District Court of Appeal of Florida, Fourth District.
*582 Robert L. Bogen of the Law Offices of Robert L. Bogen, Boca Raton, and Gordon C. Brydger of Gordon C. Brydger, P.A., Fort Lauderdale, for appellant.
No brief filed for appellee.
PER CURIAM.
Appellant, Michael Donn ("Former Husband") appeals his final judgment of dissolution. Because of the excessive delay and inconsistencies between the final hearing and final judgment of dissolution, we reverse.
The final evidentiary hearing in the case was held over three days. Ten months later the final judgment of dissolution was entered, including an award of permanent periodic alimony and an equitable distribution scheme.
On appeal, the Former Husband asserts numerous errors in the equitable distribution scheme and in the amount of alimony awarded. In addition, the Former Husband argues that he is entitled to a rehearing because of the excessive delay between the final hearing and the final judgment of dissolution. Moreover, the Former Husband contends that the numerous discrepancies between the evidence and the terms of the final judgment suggest that the trial judge did not appropriately recall the evidence presented. We agree.
"An excessive delay between a trial and entry of final judgment may require reversal." Walker v. Walker, 719 So. 2d 977, 978 (Fla. 5th DCA 1998)(citing Caswell v. Caswell, 674 So. 2d 861 (Fla. 2d DCA 1996)). The Florida Rules of Judicial Administration require that "every judge has a duty to rule upon and announce an order or judgment on every matter submitted to that judge within a reasonable time." Fla. R. Jud. Admin. 2.050(f). Yet, there is no bright line rule as to what constitutes a "reasonable time." Tunnage v. Bostic, 641 So. 2d 499, 500 (Fla. 4th DCA 1994).
However, when dealing with delayed rulings by a trial judge, "a key factor in such cases is whether or not there is any conflict or inconsistency between the judge's statements or findings at the time of trial and the ultimate judgment entered later, or if there is a factual finding in the final judgment unsupported by the trial evidence." Florida Air Academy v. McKinley, 688 So. 2d 359, 360 (Fla. 5th DCA 1997). For example, in McKenzie v. McKenzie, 672 So. 2d 48 (Fla. 1st DCA *583 1996), the final judgment entered a year after the final hearing was reversed because "[i]nconsistencies in the final judgment suggest[ed] that the trial judge may not have recalled the evidence presented at the hearing." McKenzie, 672 So.2d at 49.
In the present case, there was a ten month delay between the final hearing and the final judgment of dissolution. Further, there are numerous inconsistencies between the final judgment and the facts as presented in the final hearing.
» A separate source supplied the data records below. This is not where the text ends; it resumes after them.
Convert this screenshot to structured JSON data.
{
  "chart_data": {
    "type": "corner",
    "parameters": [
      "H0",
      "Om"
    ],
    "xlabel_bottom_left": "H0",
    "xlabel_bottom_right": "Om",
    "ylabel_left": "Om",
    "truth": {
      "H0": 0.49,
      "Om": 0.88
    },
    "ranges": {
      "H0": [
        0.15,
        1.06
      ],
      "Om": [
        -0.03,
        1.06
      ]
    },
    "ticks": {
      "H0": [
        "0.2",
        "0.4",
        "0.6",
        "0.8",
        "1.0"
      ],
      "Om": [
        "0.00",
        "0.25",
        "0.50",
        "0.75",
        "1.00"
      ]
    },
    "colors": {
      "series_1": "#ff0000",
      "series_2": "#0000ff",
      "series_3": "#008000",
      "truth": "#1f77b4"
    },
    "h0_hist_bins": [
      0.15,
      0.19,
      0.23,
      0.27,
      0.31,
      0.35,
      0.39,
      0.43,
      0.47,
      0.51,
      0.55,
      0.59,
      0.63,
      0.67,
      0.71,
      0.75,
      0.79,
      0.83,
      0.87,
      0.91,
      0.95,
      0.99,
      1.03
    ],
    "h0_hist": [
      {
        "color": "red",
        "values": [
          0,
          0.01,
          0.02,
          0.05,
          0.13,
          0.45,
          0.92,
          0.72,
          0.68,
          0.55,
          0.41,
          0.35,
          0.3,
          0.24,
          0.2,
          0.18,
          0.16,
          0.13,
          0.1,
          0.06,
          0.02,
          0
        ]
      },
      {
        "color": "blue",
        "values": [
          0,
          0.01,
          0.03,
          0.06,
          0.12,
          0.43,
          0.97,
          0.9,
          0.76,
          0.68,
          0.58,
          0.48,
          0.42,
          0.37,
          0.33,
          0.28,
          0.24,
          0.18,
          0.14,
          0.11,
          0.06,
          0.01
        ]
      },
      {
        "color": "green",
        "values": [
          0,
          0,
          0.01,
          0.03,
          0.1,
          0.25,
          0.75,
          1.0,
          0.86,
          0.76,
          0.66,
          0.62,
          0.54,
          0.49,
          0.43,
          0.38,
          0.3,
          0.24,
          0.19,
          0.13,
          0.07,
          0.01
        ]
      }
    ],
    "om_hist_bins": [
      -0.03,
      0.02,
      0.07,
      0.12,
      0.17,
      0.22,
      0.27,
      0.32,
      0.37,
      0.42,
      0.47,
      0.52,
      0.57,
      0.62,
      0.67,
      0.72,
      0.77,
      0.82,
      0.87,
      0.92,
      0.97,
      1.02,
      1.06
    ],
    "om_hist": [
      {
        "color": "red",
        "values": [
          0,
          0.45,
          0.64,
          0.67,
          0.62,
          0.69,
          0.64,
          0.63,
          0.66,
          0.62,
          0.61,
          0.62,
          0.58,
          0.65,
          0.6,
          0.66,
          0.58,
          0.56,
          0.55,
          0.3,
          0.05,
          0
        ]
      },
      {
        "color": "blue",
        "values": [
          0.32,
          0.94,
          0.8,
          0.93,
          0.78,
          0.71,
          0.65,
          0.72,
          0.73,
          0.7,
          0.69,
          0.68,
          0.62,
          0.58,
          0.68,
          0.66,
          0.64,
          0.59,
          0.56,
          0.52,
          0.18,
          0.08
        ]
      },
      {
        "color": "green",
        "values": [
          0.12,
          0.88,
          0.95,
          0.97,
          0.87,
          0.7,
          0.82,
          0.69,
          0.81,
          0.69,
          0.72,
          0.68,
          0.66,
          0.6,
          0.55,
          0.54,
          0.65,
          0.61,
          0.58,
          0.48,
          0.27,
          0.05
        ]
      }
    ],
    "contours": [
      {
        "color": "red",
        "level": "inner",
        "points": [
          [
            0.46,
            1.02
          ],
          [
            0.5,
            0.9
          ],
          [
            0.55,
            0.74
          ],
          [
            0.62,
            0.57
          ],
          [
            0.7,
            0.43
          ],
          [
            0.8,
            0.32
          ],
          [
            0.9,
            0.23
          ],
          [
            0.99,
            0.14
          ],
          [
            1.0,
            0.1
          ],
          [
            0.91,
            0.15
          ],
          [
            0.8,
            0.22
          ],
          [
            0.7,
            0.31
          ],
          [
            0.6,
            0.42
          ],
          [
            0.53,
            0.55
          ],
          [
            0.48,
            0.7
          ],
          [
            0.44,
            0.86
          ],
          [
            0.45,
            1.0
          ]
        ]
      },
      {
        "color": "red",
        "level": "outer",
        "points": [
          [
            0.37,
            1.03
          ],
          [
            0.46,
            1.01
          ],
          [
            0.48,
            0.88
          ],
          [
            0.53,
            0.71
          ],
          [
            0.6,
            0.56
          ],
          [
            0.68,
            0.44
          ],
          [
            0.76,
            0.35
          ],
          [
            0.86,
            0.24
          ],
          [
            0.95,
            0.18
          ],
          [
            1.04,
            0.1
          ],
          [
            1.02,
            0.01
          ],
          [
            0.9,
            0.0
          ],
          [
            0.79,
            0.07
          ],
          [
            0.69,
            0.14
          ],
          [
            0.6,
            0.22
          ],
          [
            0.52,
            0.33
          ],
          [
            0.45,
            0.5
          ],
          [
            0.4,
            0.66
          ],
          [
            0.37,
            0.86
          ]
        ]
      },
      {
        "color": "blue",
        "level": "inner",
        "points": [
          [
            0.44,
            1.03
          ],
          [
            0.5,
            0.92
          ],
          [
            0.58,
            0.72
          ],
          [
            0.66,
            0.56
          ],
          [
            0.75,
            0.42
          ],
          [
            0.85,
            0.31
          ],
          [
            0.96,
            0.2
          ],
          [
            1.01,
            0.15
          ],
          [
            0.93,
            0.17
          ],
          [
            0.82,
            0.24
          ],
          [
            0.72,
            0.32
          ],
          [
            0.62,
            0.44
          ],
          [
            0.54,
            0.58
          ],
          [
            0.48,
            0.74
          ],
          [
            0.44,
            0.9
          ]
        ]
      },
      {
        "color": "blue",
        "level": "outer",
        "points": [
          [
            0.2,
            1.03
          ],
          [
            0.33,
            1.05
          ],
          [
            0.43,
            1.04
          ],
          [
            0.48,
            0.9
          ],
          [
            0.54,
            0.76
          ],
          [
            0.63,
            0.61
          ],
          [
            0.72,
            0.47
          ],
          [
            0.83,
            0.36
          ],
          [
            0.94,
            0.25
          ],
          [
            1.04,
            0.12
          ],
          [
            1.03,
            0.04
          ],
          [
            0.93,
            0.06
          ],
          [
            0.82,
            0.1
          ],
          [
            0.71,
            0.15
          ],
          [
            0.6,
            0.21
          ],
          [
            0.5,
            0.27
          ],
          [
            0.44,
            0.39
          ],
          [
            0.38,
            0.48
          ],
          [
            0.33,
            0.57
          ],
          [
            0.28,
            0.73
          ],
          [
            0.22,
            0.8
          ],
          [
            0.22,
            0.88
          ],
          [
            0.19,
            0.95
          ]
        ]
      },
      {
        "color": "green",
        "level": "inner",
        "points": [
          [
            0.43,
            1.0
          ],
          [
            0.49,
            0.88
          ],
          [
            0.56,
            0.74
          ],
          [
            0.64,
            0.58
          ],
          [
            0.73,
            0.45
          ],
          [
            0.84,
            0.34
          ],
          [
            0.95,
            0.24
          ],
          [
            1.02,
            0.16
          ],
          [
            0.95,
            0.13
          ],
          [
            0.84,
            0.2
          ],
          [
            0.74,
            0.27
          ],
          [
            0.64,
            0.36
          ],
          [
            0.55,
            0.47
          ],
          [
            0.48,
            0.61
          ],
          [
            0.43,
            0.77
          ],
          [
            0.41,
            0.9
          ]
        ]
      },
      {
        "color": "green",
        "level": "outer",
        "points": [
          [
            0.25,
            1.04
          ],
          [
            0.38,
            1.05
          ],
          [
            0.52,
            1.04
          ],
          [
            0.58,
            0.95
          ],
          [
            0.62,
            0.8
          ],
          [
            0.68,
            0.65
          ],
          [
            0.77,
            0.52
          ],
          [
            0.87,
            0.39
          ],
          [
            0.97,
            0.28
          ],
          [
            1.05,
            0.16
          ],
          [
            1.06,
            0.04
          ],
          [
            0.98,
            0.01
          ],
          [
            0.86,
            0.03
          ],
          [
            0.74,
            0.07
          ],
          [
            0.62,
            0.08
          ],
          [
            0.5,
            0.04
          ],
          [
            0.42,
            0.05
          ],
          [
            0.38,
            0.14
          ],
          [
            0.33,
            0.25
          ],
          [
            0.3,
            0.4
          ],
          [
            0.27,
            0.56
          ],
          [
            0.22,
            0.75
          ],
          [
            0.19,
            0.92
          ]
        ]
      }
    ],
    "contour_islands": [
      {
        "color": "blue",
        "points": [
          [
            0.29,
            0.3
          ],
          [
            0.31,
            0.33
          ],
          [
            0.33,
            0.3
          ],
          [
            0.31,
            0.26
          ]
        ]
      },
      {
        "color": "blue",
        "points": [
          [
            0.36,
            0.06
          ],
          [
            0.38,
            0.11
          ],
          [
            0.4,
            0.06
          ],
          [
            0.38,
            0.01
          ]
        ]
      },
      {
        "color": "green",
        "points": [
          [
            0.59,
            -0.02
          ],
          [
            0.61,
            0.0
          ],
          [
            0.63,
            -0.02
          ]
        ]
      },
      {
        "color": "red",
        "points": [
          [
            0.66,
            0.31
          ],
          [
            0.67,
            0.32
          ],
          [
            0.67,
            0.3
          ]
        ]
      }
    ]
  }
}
Moreover, the trial judge failed to make pertinent findings of fact regarding the parties' ability to pay and financial need. As such, we conclude that the excessive delay and inconsistencies, coupled with the failure to include specific findings regarding the award of alimony, warrant a reversal and remand for another evidentiary hearing.
On remand, we would like to remind the trial court that prior to an award of permanent periodic alimony it should consider both the financial need and ability to pay of the parties, and specific findings of fact are necessary for meaningful appellate review. See Segall v. Segall, 708 So. 2d 983, 987 (Fla. 4th DCA 1998); Moreno v. Moreno, 606 So. 2d 1280, 1281 (Fla. 5th DCA 1992). Furthermore, we would encourage the trial court to recalculate the equitable adjustment for the payment of the Former Husband's attorney's fees, as it seems from the record that the Former Husband may have been charged twice for the same amount.
REVERSED AND REMANDED.
GUNTHER, FARMER and TAYLOR, JJ., concur.